Décio Pignatari – Mídia e mercado são sempre companheiros e cúmplices, seja no sistema não-dirigido das democracias modernas, seja no sistema de dirigismo político de nações várias, de diferentes culturas e civilizações. Mesmo sem recorrer à Teoria da Informação, a tradicional classificação americana sócio-repertorial das mensagens de todos os tipos e naturezas, em high cult/medium cult/low cult ajuda a compreender as possibilidades de aceitação e entendimento de uma mensagem. Dentro desse esquema, por exemplo, evito falar de “escritor de segunda categoria”. Prefiro falar: “É um escritor do terceiro nível”. Abaixo do terceiro, o melhor é relegar a coisa ao limbo da subliteratura.
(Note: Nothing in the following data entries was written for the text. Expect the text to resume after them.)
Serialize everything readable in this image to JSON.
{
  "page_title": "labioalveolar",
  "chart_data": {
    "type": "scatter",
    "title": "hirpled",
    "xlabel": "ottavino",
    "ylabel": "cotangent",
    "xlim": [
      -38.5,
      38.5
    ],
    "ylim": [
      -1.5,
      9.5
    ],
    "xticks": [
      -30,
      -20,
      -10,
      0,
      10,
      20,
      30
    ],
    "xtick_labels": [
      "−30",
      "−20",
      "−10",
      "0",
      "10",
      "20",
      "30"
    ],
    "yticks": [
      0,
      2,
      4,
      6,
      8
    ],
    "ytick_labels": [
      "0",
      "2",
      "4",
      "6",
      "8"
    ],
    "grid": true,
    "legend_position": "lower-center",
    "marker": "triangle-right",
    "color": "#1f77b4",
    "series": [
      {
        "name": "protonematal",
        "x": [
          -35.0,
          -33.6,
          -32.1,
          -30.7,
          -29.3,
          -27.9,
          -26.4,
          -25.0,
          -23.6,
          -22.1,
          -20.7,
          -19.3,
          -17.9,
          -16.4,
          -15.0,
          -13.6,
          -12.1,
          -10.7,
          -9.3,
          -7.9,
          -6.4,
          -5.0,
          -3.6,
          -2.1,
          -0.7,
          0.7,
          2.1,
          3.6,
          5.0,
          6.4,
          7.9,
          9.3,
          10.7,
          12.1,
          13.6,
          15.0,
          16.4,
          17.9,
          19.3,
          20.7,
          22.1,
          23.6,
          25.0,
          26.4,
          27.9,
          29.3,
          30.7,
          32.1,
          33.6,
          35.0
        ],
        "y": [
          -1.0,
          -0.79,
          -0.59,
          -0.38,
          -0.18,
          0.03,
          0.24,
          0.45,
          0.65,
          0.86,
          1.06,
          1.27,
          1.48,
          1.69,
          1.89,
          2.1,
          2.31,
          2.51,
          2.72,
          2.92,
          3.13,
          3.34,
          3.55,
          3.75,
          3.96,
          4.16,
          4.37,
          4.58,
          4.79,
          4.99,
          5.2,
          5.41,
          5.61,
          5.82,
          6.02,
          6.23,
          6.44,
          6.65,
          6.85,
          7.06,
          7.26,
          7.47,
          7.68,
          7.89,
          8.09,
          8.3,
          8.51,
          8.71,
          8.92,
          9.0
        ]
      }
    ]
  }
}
A resposta direta à questão é: o Brasil não possui publicações impressas ou culturais de nível “A”; as publicações acadêmicas são todas, sem exceção, do nível “B”, pois só analisam obras “legitimadas” e fogem do juízo de valor; o resto é entregue ao jornalismo cultural ou a publicações erráticas, sempre de nível B, embora graficamente luxuosíssimas, de nível “A Plus”, em alguns casos surpreendentes. Observe-se que me recuso a falar em “indústria cultural”, velha idéia sócio-filosófica que já não significa nada.

Décio Pignatari (à esquerda), Ronaldo Azeredo e Augusto de Campos, em foto de 1956, ano em que o concretismo foi lançado na Exposição Nacional de Arte Concreta, realizada no Museu de Arte Moderna de São Paulo (Foto:Folha Imagem)Ferreira Gullar – Vi uma vez exposto no Rio um desenho feito pelo Christo – aquele artista que enrola tudo –, fruto de instalação em que ele colocou centenas de guarda-chuvas azuis na Califórnia e outros amarelos, no Japão. Na mesma hora, abririam todos os guarda-chuvas. Vamos fazer de conta que aconteceu, embora possivelmente não deva ter acontecido nada... Pois bem: o esboço de um desses guarda-chuvas, feito a lápis, estava sendo vendido no Rio por 60 mil dólares. Predomina a mesma lógica do mercado.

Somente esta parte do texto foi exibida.